Les chutes

À la question posée par ce couillon effarouché de Wim Wenders à propos du film La Chute d’Olivier Hirschbiegel - savoir si on pouvait humaniser Hitler sans rappeler au passage qu’il était quand même très très méchant - Alexandre Sokourov a répondu oui, trois fois oui, car c’est ce qu’il peut lui arriver de plus terrible... Dans sa trilogie sur la déliquescence du pouvoir absolu, le cinéaste russe a aboli toutes les frontières des représentations figées de ses figures historiques pour les appréhender en tant qu’êtres humains blessés, souvent pathétiques, aux dernières heures de leur règne respectif. Dans Moloch, Hitler vit reclus avec sa cour imbécile dans un château brumeux, succombe à des accès de folie sous le regard gêné de ses soldats. Dans Taureau, Lénine constate impuissant sa propre dégradation physique, tandis que les intrigues politiques se multiplient vainement autour de lui. Dans Le Soleil enfin, Hirohito, improbable geek monolithique mais bourré de tocs, concède son statut divin à un Général MacArthur amusé. Les trois films se focalisent sur un décor quasi unique, prison mentale de ceux qui se sont eux-mêmes séparés du genre humain par leurs aspirations désormais obsolètes.
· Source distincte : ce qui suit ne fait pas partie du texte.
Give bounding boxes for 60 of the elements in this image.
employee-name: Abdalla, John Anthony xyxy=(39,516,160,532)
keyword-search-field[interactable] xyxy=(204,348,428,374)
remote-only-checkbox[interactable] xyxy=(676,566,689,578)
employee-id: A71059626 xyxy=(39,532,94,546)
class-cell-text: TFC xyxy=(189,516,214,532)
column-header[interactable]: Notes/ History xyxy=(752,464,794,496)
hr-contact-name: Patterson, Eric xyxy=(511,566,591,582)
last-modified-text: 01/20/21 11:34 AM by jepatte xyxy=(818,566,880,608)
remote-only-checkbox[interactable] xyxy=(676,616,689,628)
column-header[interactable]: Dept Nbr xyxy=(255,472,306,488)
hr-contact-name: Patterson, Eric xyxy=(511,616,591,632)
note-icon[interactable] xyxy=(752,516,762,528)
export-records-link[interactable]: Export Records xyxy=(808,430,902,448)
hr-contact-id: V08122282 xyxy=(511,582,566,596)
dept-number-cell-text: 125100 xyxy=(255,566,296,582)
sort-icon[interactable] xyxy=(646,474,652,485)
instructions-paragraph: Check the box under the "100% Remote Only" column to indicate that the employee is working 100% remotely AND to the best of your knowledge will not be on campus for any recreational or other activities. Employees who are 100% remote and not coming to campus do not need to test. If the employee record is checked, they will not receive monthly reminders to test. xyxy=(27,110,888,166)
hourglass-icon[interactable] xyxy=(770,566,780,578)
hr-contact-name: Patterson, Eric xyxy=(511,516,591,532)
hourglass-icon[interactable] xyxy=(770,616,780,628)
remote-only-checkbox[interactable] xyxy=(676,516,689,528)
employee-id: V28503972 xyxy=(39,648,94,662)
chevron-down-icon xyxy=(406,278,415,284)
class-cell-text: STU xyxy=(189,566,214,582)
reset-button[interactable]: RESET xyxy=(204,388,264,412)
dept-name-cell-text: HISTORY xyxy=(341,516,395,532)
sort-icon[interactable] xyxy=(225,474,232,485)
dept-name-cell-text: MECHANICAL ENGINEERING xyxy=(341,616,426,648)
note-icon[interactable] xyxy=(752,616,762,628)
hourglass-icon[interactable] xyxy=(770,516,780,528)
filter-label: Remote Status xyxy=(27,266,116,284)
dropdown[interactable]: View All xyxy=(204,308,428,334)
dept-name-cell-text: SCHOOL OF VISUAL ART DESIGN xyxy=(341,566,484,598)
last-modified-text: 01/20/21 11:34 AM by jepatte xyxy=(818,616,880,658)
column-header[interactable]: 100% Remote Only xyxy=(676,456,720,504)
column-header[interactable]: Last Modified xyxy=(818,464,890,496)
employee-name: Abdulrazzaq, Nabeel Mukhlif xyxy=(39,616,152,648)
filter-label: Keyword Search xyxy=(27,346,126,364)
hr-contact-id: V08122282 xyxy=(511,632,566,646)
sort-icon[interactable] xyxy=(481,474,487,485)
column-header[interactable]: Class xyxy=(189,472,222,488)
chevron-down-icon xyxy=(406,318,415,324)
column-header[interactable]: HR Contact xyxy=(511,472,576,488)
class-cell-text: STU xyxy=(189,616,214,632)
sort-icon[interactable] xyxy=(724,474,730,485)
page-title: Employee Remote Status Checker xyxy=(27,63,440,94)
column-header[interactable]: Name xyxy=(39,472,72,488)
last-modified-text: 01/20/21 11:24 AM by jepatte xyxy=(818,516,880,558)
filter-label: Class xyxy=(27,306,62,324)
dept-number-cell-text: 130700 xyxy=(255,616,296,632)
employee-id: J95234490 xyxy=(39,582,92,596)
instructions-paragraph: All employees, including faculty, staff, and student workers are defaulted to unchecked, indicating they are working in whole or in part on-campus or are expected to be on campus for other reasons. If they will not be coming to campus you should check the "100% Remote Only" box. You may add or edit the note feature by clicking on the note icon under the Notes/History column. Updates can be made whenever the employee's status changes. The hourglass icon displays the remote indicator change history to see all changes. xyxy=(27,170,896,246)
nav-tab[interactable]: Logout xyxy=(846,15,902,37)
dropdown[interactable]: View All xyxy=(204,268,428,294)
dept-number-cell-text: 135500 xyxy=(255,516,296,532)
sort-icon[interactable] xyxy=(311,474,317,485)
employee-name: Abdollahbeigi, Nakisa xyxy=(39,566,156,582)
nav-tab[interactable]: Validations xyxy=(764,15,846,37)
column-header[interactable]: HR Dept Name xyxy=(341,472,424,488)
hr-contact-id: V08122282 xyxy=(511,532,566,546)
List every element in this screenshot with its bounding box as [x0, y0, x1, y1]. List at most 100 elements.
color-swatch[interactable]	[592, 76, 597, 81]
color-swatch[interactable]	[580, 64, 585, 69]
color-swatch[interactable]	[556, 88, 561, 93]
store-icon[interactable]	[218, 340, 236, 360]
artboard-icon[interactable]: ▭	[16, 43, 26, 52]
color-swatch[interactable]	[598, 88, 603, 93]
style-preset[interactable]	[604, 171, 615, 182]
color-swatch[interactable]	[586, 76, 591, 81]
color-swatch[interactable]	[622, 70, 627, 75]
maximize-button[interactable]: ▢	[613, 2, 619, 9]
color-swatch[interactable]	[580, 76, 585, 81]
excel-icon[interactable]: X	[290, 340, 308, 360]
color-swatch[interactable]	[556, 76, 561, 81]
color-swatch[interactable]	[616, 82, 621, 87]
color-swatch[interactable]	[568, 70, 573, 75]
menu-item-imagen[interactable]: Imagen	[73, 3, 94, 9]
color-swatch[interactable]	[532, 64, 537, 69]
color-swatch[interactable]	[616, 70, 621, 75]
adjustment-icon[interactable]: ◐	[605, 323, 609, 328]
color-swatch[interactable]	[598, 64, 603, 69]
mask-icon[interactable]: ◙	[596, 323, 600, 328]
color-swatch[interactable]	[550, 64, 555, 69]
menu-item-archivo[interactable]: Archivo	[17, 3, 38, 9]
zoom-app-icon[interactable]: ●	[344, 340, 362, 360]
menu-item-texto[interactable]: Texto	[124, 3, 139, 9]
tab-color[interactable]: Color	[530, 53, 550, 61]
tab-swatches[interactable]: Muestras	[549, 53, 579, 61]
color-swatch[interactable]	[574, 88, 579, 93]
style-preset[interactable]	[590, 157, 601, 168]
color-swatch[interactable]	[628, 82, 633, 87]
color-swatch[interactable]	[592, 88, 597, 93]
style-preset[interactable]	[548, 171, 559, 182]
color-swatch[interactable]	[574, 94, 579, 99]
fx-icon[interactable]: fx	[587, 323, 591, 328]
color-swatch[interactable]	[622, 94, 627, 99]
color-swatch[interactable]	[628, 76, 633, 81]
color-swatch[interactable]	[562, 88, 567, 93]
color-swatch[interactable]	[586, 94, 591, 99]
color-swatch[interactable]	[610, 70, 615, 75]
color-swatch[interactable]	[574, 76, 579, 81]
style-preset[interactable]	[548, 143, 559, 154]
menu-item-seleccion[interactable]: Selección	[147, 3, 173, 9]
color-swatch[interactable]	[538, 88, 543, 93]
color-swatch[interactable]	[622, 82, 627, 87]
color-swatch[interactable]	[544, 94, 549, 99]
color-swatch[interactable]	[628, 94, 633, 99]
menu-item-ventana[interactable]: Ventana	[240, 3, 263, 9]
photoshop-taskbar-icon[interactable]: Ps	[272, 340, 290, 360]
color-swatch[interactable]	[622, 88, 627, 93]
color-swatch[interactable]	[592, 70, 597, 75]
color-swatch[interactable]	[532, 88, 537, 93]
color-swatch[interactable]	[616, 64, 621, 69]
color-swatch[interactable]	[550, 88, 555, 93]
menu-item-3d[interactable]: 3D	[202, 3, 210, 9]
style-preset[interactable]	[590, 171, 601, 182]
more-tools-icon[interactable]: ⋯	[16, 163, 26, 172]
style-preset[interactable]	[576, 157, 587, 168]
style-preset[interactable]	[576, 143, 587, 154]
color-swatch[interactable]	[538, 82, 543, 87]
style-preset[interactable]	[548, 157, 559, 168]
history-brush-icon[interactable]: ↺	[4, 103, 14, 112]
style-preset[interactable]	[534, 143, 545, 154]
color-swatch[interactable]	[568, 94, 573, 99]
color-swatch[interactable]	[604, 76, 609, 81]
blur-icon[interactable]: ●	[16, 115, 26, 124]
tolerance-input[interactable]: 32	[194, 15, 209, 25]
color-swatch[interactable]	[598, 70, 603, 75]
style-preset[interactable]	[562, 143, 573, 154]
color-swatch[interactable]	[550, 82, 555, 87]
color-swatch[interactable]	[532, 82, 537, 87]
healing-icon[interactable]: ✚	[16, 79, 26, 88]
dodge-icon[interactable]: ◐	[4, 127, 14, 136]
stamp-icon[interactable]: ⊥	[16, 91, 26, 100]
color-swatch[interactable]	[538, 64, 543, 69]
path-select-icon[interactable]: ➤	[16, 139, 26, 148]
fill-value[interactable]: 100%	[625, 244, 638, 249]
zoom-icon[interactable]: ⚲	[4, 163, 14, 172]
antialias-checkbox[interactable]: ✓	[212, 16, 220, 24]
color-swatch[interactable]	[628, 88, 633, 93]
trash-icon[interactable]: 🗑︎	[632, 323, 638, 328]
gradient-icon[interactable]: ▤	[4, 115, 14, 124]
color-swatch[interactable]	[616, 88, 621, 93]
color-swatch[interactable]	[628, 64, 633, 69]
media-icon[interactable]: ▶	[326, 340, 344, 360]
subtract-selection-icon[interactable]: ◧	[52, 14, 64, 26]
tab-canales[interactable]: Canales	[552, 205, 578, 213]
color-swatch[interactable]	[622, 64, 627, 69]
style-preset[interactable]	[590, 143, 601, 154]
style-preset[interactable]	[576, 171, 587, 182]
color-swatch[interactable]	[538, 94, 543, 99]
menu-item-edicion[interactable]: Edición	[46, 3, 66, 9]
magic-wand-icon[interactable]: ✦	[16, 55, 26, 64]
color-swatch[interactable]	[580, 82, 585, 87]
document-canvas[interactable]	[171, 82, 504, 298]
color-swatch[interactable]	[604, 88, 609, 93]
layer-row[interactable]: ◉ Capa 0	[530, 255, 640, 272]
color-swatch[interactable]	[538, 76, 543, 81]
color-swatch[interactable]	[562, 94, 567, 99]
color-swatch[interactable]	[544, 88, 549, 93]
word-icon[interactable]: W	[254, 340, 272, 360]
Les échos de la guerre se font lointains – dans Le Soleil, en dehors d’une saisissante séquence fantasmagorique, où Sokourov atteint l’apogée de son style cinématographique, on ne voit plus que les cendres d’un Japon dévasté. Dans les trois films surnage enfin l’image d‘un témoin de la décrépitude finale, qui n’ose regarder en face ce pour quoi il s’est battu : dans des dispositifs narratifs patelins, le réalisateur capte l’horrible compréhension des anciens partisans, leur funeste déclic. Dire qu’on attend la réinterprétation de cette trilogie par Guy Cassiers est un putain d’euphémisme.